Aeromine’s cutting edge motionless wind turbine needs no blade
Aeromine Technologies has developed a ground-breaking bladeless wind energy solution that can be linked with existing solar energy systems and building electrical systems, allowing commercial property owners to meet the growing demand for on-site renewable energy.
Aeromine stands out with its particularly considerate of the environment. It doesn't make any sound, hurt or kill birds with its "motionless turbines." The system captures and amplifies the wind from each building using aerodynamics akin to racing car airfoils.
We asked Dr. Carsten Westergaard, founder and the CTO of Aeromine, what we were wondering about the turbines. Here are the answers.
The following conversation has been lightly edited for clarity and flow.
IE: How did your team first come up with this idea?
Dr. Carsten Westergaard: "We invented Aeromine during his tenure as a Professor of Practice based on his lifelong work with utility-scale wind turbines. The original patent was developed at Texas Tech University.

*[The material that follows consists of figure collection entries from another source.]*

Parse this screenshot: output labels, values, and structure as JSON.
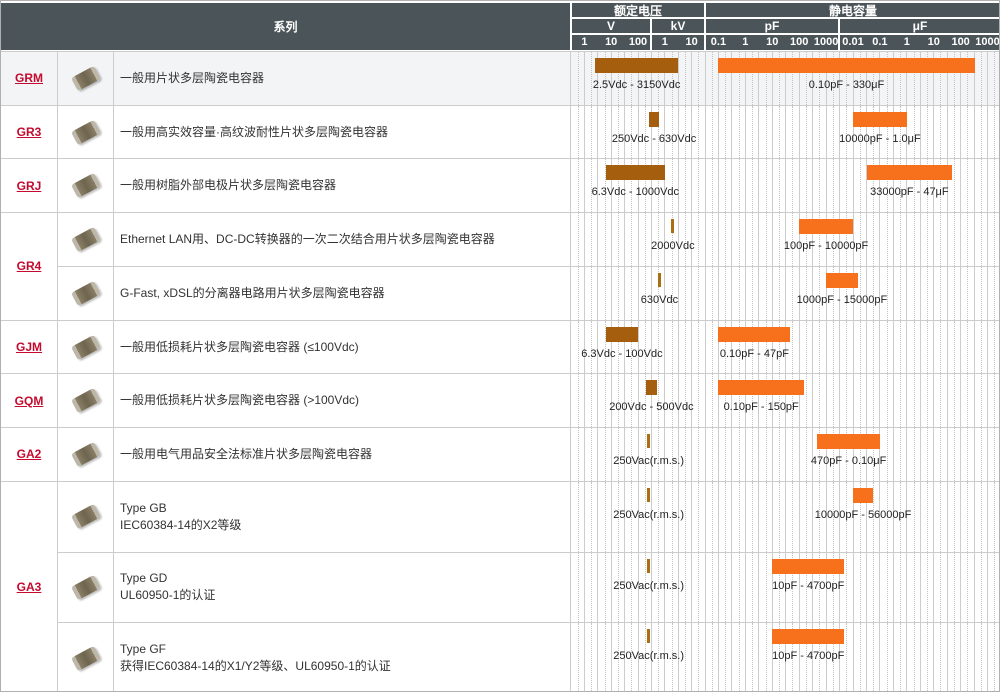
{
  "header": {
    "series_col": "系列",
    "voltage_group": "额定电压",
    "capacitance_group": "静电容量",
    "unit_v": "V",
    "unit_kv": "kV",
    "unit_pf": "pF",
    "unit_uf": "μF"
  },
  "colors": {
    "header_bg": "#4b5458",
    "voltage_bar": "#a55e0d",
    "voltage_marker": "#aa6f13",
    "capacitance_bar": "#f7711c",
    "series_link": "#c40a2e",
    "row_highlight": "#f3f4f6",
    "gridline": "#cccccc"
  },
  "chart_data": {
    "type": "table",
    "title": "",
    "voltage_axis": {
      "scale": "log",
      "unit_sections": [
        "V",
        "kV"
      ],
      "ticks": [
        {
          "label": "1",
          "V": 1
        },
        {
          "label": "10",
          "V": 10
        },
        {
          "label": "100",
          "V": 100
        },
        {
          "label": "1",
          "V": 1000
        },
        {
          "label": "10",
          "V": 10000
        }
      ]
    },
    "capacitance_axis": {
      "scale": "log",
      "unit_sections": [
        "pF",
        "μF"
      ],
      "ticks": [
        {
          "label": "0.1",
          "pF": 0.1
        },
        {
          "label": "1",
          "pF": 1
        },
        {
          "label": "10",
          "pF": 10
        },
        {
          "label": "100",
          "pF": 100
        },
        {
          "label": "1000",
          "pF": 1000
        },
        {
          "label": "0.01",
          "pF": 10000
        },
        {
          "label": "0.1",
          "pF": 100000
        },
        {
          "label": "1",
          "pF": 1000000
        },
        {
          "label": "10",
          "pF": 10000000
        },
        {
          "label": "100",
          "pF": 100000000
        },
        {
          "label": "1000",
          "pF": 1000000000
        }
      ]
    },
    "groups": [
      {
        "series": "GRM",
        "highlight": true,
        "rows": [
          {
            "desc": [
              "一般用片状多层陶瓷电容器"
            ],
            "voltage_V": [
              2.5,
              3150
            ],
            "voltage_label": "2.5Vdc - 3150Vdc",
            "capacitance_pF": [
              0.1,
              330000000
            ],
            "capacitance_label": "0.10pF - 330μF"
          }
        ]
      },
      {
        "series": "GR3",
        "highlight": false,
        "rows": [
          {
            "desc": [
              "一般用高实效容量·高纹波耐性片状多层陶瓷电容器"
            ],
            "voltage_V": [
              250,
              630
            ],
            "voltage_label": "250Vdc - 630Vdc",
            "capacitance_pF": [
              10000,
              1000000
            ],
            "capacitance_label": "10000pF - 1.0μF"
          }
        ]
      },
      {
        "series": "GRJ",
        "highlight": false,
        "rows": [
          {
            "desc": [
              "一般用树脂外部电极片状多层陶瓷电容器"
            ],
            "voltage_V": [
              6.3,
              1000
            ],
            "voltage_label": "6.3Vdc - 1000Vdc",
            "capacitance_pF": [
              33000,
              47000000
            ],
            "capacitance_label": "33000pF - 47μF"
          }
        ]
      },
      {
        "series": "GR4",
        "highlight": false,
        "rows": [
          {
            "desc": [
              "Ethernet LAN用、DC-DC转换器的一次二次结合用片状多层陶瓷电容器"
            ],
            "voltage_V": [
              2000,
              2000
            ],
            "voltage_label": "2000Vdc",
            "capacitance_pF": [
              100,
              10000
            ],
            "capacitance_label": "100pF - 10000pF"
          },
          {
            "desc": [
              "G-Fast, xDSL的分离器电路用片状多层陶瓷电容器"
            ],
            "voltage_V": [
              630,
              630
            ],
            "voltage_label": "630Vdc",
            "capacitance_pF": [
              1000,
              15000
            ],
            "capacitance_label": "1000pF - 15000pF"
          }
        ]
      },
      {
        "series": "GJM",
        "highlight": false,
        "rows": [
          {
            "desc": [
              "一般用低损耗片状多层陶瓷电容器 (≤100Vdc)"
            ],
            "voltage_V": [
              6.3,
              100
            ],
            "voltage_label": "6.3Vdc - 100Vdc",
            "capacitance_pF": [
              0.1,
              47
            ],
            "capacitance_label": "0.10pF - 47pF"
          }
        ]
      },
      {
        "series": "GQM",
        "highlight": false,
        "rows": [
          {
            "desc": [
              "一般用低损耗片状多层陶瓷电容器 (>100Vdc)"
            ],
            "voltage_V": [
              200,
              500
            ],
            "voltage_label": "200Vdc - 500Vdc",
            "capacitance_pF": [
              0.1,
              150
            ],
            "capacitance_label": "0.10pF - 150pF"
          }
        ]
      },
      {
        "series": "GA2",
        "highlight": false,
        "rows": [
          {
            "desc": [
              "一般用电气用品安全法标准片状多层陶瓷电容器"
            ],
            "voltage_V": [
              250,
              250
            ],
            "voltage_label": "250Vac(r.m.s.)",
            "capacitance_pF": [
              470,
              100000
            ],
            "capacitance_label": "470pF - 0.10μF"
          }
        ]
      },
      {
        "series": "GA3",
        "highlight": false,
        "rows": [
          {
            "desc": [
              "Type GB",
              "IEC60384-14的X2等级"
            ],
            "voltage_V": [
              250,
              250
            ],
            "voltage_label": "250Vac(r.m.s.)",
            "capacitance_pF": [
              10000,
              56000
            ],
            "capacitance_label": "10000pF - 56000pF"
          },
          {
            "desc": [
              "Type GD",
              "UL60950-1的认证"
            ],
            "voltage_V": [
              250,
              250
            ],
            "voltage_label": "250Vac(r.m.s.)",
            "capacitance_pF": [
              10,
              4700
            ],
            "capacitance_label": "10pF - 4700pF"
          },
          {
            "desc": [
              "Type GF",
              "获得IEC60384-14的X1/Y2等级、UL60950-1的认证"
            ],
            "voltage_V": [
              250,
              250
            ],
            "voltage_label": "250Vac(r.m.s.)",
            "capacitance_pF": [
              10,
              4700
            ],
            "capacitance_label": "10pF - 4700pF"
          }
        ]
      }
    ]
  }
}
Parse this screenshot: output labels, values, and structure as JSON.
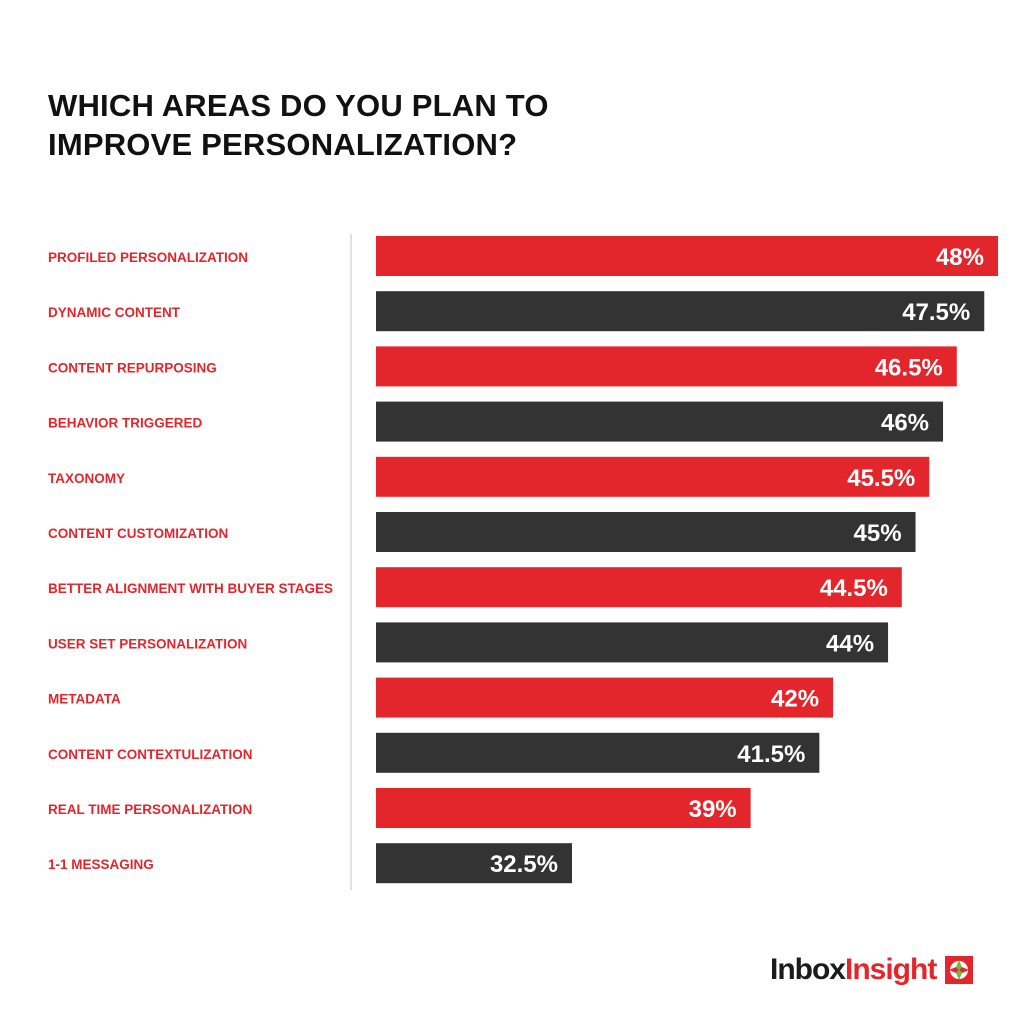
{
  "chart_data": {
    "type": "bar",
    "orientation": "horizontal",
    "title": "WHICH AREAS DO YOU PLAN TO IMPROVE PERSONALIZATION?",
    "categories": [
      "PROFILED PERSONALIZATION",
      "DYNAMIC CONTENT",
      "CONTENT REPURPOSING",
      "BEHAVIOR TRIGGERED",
      "TAXONOMY",
      "CONTENT CUSTOMIZATION",
      "BETTER ALIGNMENT WITH BUYER STAGES",
      "USER SET PERSONALIZATION",
      "METADATA",
      "CONTENT CONTEXTULIZATION",
      "REAL TIME PERSONALIZATION",
      "1-1 MESSAGING"
    ],
    "values": [
      48,
      47.5,
      46.5,
      46,
      45.5,
      45,
      44.5,
      44,
      42,
      41.5,
      39,
      32.5
    ],
    "value_labels": [
      "48%",
      "47.5%",
      "46.5%",
      "46%",
      "45.5%",
      "45%",
      "44.5%",
      "44%",
      "42%",
      "41.5%",
      "39%",
      "32.5%"
    ],
    "bar_colors": [
      "#e3262b",
      "#333333"
    ],
    "label_color": "#e3262b",
    "xlabel": "",
    "ylabel": "",
    "grid": false,
    "legend": "none"
  },
  "brand": {
    "name_part1": "Inbox",
    "name_part2": "Insight",
    "logo_icon": "compass-cross-icon"
  }
}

Additional, information about the inspiration can be found in the patent text."
"A deeper understanding of Aeromine’s fundamental principles was developed in the following years in a partnership between Westergaard, Texas Tech, and Sandia National Laboratories in New Mexico, performing wind tunnel tests, computer models as well as field tests. Most of this work was with model generation 2, following generation number 1, which was very poorly performing. Numerous scientific publications describe this work. The present version of Aeromine is generation 7, which has been conceptually optimized for manufacturing as well as building integration."
IE: Can you explain to me, step by step, how exactly these generate electricity? They look a bit like the Dyson bladeless fans. Is it a similar concept?
"Unlike any type of wind turbine, Aeromine has two separate flow streams. This is maybe the only similarity with a Dyson-style fan because the physics is very different. The external airfoils facing the wind produce a low-pressure potential. The low-pressure potential drives an internal flow stream from a separate inlet through an internal propeller that extracts energy and then ejects the residual fluid into the free stream."
"Increasing or decreasing the internal flow rate only affects the external flow stream in a marginal way. In some Aeromine designs, the ejection of the internal flow stream can result in positive stimulation of the external flow and increase the performance. This is the opposite of an ordinary wind turbine or a diffusor argument wind turbine. The internal propeller is not really a wind turbine, it is a fan operating in reverse, or in the abstract of water flows, it is a Kaplan turbine in a hydro dam, driven by the differential pressure and the flow rate originating in the differential pressure."
IE: Is there anything similar to this on the market?
"Aeromine harvests wind energy based on physical principles that vary from that of an ordinary-style wind turbine (vertical or horizontal). There have historically been many interesting ideas, but not based on the principles of Aeromine, which thrives because of the physics and the power of high-performance airfoils."
IE: You say they're silent. Do they make any noise at all, even if you stand next to them?
"We have extensive experience in big wind and aero-acoustic noise generation. But just as with the performance, many small and larger details are completely different. The most obvious is that the propeller is inside a duct and not in the direct line of observation (hearing). These design features add up to a low-noise design concept. That said, more importantly, when you stand on the roof and lean your ear against the unit, you cannot hear anything nor feel any vibration. Both of these characteristics are extremely important to operate in the building environment."
IE: How many of them do you plan to make? When will the first ones hit roofs? Who are you working with?
"Our first pilot program was deployed in partnership with BASF in Wyandotte, MI, by the Detroit River, and there are several others underway. BASF has been a tremendous partner in providing active support in installing and operating Aeromine, which is currently in negotiations with manufacturers to produce tens of thousands of units by the end of 2023."
IE: You say these have a longer life cycle. How long exactly?
"Unlike ordinary wind turbines, the structure does not move and is more like a piece of the building than a wind turbine. We have used building-style design engineering in our design of the unit mixed with our team’s expansive knowledge of big wind design standards. By the end of the day, buildings stand a pretty long time, and so will Aeromine. For all practical purposes, there is no lifespan limitation. The mechanical moving parts are inside a duct protected from wind and weather, and they are loaded lightly compared to other rooftop equipment, such as ventilation fans, so they will last much longer."
IE: What speed of wind do they work up to?
"Aeromine begins operating around 2.5 m/s (5.5 mph), which is impressive. The cut-out is 25 m/s (55 mph). The unit is designed for 53 m/s extreme wind (120 mph)."
IE: What is your vision for the future? Do you plan to get these everywhere? Why is this essential to the future?
"Aeromine can, in principle, be made in any size. In fact, we made functional prototypes as small as a few inches high. The upper limit comes down to practicalities and cost. We envision that we will tailor Aeromine to other markets using other materials, other design variants, and other operating principles."